For Beginners: This is like exporting your work to a file.
When you call this method:
- The model's current state (all its learned patterns and parameters) is captured
- This information is converted into a compact binary format (bytes)
- You can then save these bytes to a file, database, or send them over a network
For example:
- After training a model to recognize cats vs. dogs in images
- You can serialize the model to save all its learned knowledge
- Later, you can use this saved data to recreate the model exactly as it was
- The recreated model will make the same predictions as the original
Think of it like taking a snapshot of your model's brain at a specific moment in time.
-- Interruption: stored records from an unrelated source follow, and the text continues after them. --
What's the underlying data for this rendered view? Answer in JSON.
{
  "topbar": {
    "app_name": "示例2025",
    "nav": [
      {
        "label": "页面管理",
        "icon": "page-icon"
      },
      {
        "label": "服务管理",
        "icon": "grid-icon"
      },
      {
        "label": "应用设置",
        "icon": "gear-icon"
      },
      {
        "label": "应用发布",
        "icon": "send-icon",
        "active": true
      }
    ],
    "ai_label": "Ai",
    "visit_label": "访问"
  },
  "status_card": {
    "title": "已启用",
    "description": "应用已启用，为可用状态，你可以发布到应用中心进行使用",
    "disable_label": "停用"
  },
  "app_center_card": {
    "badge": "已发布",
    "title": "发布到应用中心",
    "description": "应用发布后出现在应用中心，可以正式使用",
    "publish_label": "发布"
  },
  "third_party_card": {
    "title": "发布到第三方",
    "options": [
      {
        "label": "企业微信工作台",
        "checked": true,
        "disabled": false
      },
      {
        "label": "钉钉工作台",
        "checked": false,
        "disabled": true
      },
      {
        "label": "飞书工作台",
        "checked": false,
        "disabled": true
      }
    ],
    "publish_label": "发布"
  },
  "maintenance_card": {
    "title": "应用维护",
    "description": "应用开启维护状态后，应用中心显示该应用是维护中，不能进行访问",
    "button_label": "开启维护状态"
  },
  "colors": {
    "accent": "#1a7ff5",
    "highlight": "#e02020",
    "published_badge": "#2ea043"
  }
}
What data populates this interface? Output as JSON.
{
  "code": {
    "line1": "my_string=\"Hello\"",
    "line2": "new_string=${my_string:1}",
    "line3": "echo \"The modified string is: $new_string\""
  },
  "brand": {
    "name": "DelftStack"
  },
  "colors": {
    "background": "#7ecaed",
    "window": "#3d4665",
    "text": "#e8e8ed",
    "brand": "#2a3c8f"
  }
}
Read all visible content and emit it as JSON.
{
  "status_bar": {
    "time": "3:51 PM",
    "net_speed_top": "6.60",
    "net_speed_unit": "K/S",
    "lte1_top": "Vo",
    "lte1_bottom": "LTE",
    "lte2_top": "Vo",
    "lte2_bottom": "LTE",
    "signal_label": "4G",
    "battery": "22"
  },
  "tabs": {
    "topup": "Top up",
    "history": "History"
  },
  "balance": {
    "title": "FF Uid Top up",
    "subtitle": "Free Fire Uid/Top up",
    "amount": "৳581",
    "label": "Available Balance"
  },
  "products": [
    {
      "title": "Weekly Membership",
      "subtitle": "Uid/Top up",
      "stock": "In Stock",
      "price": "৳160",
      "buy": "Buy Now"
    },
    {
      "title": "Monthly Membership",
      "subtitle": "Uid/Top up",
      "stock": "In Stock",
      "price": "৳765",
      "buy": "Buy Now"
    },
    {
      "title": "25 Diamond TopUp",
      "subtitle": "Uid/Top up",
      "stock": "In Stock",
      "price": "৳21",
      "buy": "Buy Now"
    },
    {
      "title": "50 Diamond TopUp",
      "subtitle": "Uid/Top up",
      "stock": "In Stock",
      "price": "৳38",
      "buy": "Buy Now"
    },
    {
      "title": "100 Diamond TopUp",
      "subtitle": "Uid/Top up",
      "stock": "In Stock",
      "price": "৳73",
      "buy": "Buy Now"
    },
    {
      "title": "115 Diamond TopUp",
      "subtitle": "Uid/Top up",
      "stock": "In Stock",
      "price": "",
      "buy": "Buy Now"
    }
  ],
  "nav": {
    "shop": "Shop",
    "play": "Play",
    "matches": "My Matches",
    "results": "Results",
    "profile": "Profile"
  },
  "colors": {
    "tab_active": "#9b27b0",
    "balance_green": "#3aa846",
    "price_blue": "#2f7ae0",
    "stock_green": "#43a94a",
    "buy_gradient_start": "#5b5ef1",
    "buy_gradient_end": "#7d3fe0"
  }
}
SynchronizeOptimizerState()
Synchronizes optimizer state (like momentum buffers) across all processes.
public override void SynchronizeOptimizerState()
Remarks
For Beginners: Some optimizers (like Adam) keep track of past gradients to make smarter updates. This method makes sure all processes have the same optimizer state, so they stay coordinated. It's like making sure all team members are reading from the same playbook.